Se escuchan con asiduidad voces que abogan por equilibrar las cuentas públicas, y después vendrá el crecimiento. Es decir: si se corrige el déficit todo se encaminará en una senda de recuperación; pero no parece sensato seguirlas. Persistir en esta coyuntura en la idea de recortar el déficit, cueste lo que cueste, tiene, en efecto, un enorme pasivo: las personas, gentes que no tienen porqué entender los tecnicismos que manejamos economistas y políticos, y que pueden ver con preocupación cómo se seccionan servicios sociales que se consideraban intocables y universales. No estamos sólo ante una crisis de la deuda, ni ante una crisis del déficit. Esta es una recesión de carácter sistémico, con distintas aristas y con múltiples contradicciones internas. Que lo que vivimos con la Gran Recesión nos sirva para no cometer los errores que se dieron, infringiendo dolor y desazón a miles de personas. Aprendamos de eso para no repetirlo.

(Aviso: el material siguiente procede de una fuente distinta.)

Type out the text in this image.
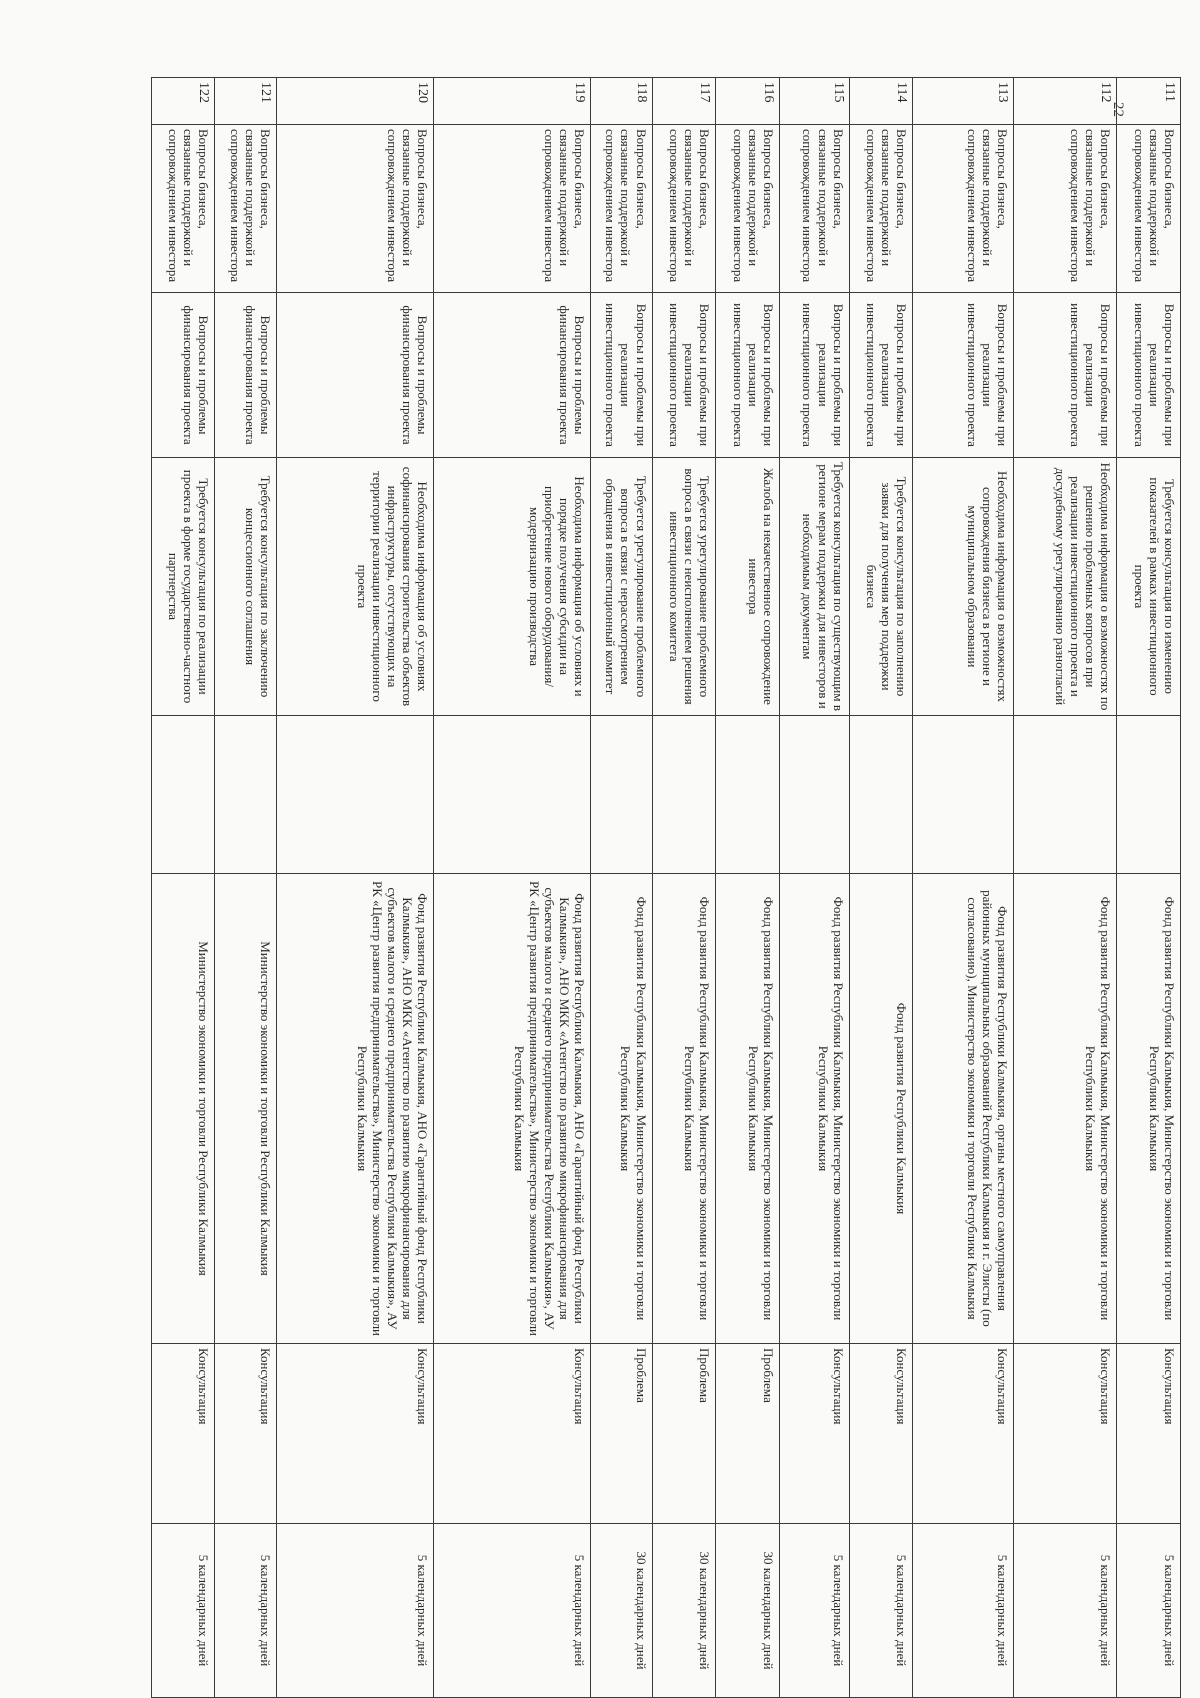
111	Вопросы бизнеса, связанные поддержкой и сопровождением инвестора	Вопросы и проблемы при реализации инвестиционного проекта	Требуется консультация по изменению показателей в рамках инвестиционного проекта		Фонд развития Республики Калмыкия, Министерство экономики и торговли Республики Калмыкия	Консультация	5 календарных дней
112	Вопросы бизнеса, связанные поддержкой и сопровождением инвестора	Вопросы и проблемы при реализации инвестиционного проекта	Необходима информация о возможностях по решению проблемных вопросов при реализации инвестиционного проекта и досудебному урегулированию разногласий		Фонд развития Республики Калмыкия, Министерство экономики и торговли Республики Калмыкия	Консультация	5 календарных дней
113	Вопросы бизнеса, связанные поддержкой и сопровождением инвестора	Вопросы и проблемы при реализации инвестиционного проекта	Необходима информация о возможностях сопровождения бизнеса в регионе и муниципальном образовании		Фонд развития Республики Калмыкия, органы местного самоуправления районных муниципальных образований Республики Калмыкия и г. Элисты (по согласованию), Министерство экономики и торговли Республики Калмыкия	Консультация	5 календарных дней
114	Вопросы бизнеса, связанные поддержкой и сопровождением инвестора	Вопросы и проблемы при реализации инвестиционного проекта	Требуется консультация по заполнению заявки для получения мер поддержки бизнеса		Фонд развития Республики Калмыкия	Консультация	5 календарных дней
115	Вопросы бизнеса, связанные поддержкой и сопровождением инвестора	Вопросы и проблемы при реализации инвестиционного проекта	Требуется консультация по существующим в регионе мерам поддержки для инвесторов и необходимым документам		Фонд развития Республики Калмыкия, Министерство экономики и торговли Республики Калмыкия	Консультация	5 календарных дней
116	Вопросы бизнеса, связанные поддержкой и сопровождением инвестора	Вопросы и проблемы при реализации инвестиционного проекта	Жалоба на некачественное сопровождение инвестора		Фонд развития Республики Калмыкия, Министерство экономики и торговли Республики Калмыкия	Проблема	30 календарных дней
117	Вопросы бизнеса, связанные поддержкой и сопровождением инвестора	Вопросы и проблемы при реализации инвестиционного проекта	Требуется урегулирование проблемного вопроса в связи с неисполнением решения инвестиционного комитета		Фонд развития Республики Калмыкия, Министерство экономики и торговли Республики Калмыкия	Проблема	30 календарных дней
118	Вопросы бизнеса, связанные поддержкой и сопровождением инвестора	Вопросы и проблемы при реализации инвестиционного проекта	Требуется урегулирование проблемного вопроса в связи с нерассмотрением обращения в инвестиционный комитет		Фонд развития Республики Калмыкия, Министерство экономики и торговли Республики Калмыкия	Проблема	30 календарных дней
119	Вопросы бизнеса, связанные поддержкой и сопровождением инвестора	Вопросы и проблемы финансирования проекта	Необходима информация об условиях и порядке получения субсидии на приобретение нового оборудования/модернизацию производства		Фонд развития Республики Калмыкия, АНО «Гарантийный фонд Республики Калмыкия», АНО МКК «Агентство по развитию микрофинансирования для субъектов малого и среднего предпринимательства Республики Калмыкия», АУ РК «Центр развития предпринимательства», Министерство экономики и торговли Республики Калмыкия	Консультация	5 календарных дней
120	Вопросы бизнеса, связанные поддержкой и сопровождением инвестора	Вопросы и проблемы финансирования проекта	Необходима информация об условиях софинансирования строительства объектов инфраструктуры, отсутствующих на территории реализации инвестиционного проекта		Фонд развития Республики Калмыкия, АНО «Гарантийный фонд Республики Калмыкия», АНО МКК «Агентство по развитию микрофинансирования для субъектов малого и среднего предпринимательства Республики Калмыкия», АУ РК «Центр развития предпринимательства», Министерство экономики и торговли Республики Калмыкия	Консультация	5 календарных дней
121	Вопросы бизнеса, связанные поддержкой и сопровождением инвестора	Вопросы и проблемы финансирования проекта	Требуется консультация по заключению концессионного соглашения		Министерство экономики и торговли Республики Калмыкия	Консультация	5 календарных дней
122	Вопросы бизнеса, связанные поддержкой и сопровождением инвестора	Вопросы и проблемы финансирования проекта	Требуется консультация по реализации проекта в форме государственно-частного партнерства		Министерство экономики и торговли Республики Калмыкия	Консультация	5 календарных дней
22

[1] Fondo Monetario Internacional, Global Prospects and Policy Challenges. Meetings of G-20 Finance Ministers and Central Bank Governors, febrero de 2014; consúltese el documento en: http://www.imf.org/external/np/g20/pdf/2014/021914.pdf.
Lo que me gustaría saber es quién ha escrito el articulo, si el político o el economista. ¿O ambos son inseparables?
Desde mi experiencia como responsable de una pequeña empresa del sector industrial, un empresario tiene que asumir que es solo suya la responsabilidad de adquirir los conocimientos y habilidades necesarias para conseguir hacer rentable una empresa pero siendo obvio que esa rentabilidad está directamente relacionada con el entorno socioeconómico, hay factores que lastran mucho la probabilidad de conseguirla.
En mi opinión, si conseguir un índice de empleo suficientemente alto y con unas condiciones suficientemente estables y de calidad, es el principal motor de la economía, lo que me dice mi experiencia es que el principal obstáculo para conseguirlo es el alto coste de los impuestos que van ligados a los salarios como la Seguridad Social y el Irpf ligados a la empresa. Ambos representan en torno al 25-30% del coste de un trabajador sin mencionar el coste de cierre den contrato. Si estos costes se redujesen de forma sustancial se conseguiría eliminar las resistencias actuales a la contratación de trabajadores, y a su vez la estabilidad de la situación económica de estos, permitiría estimular la economía. Por supuesto pasando por buscar una solución para mantener los derechos del trabajador ante una situación de pérdida del puesto de trabajo.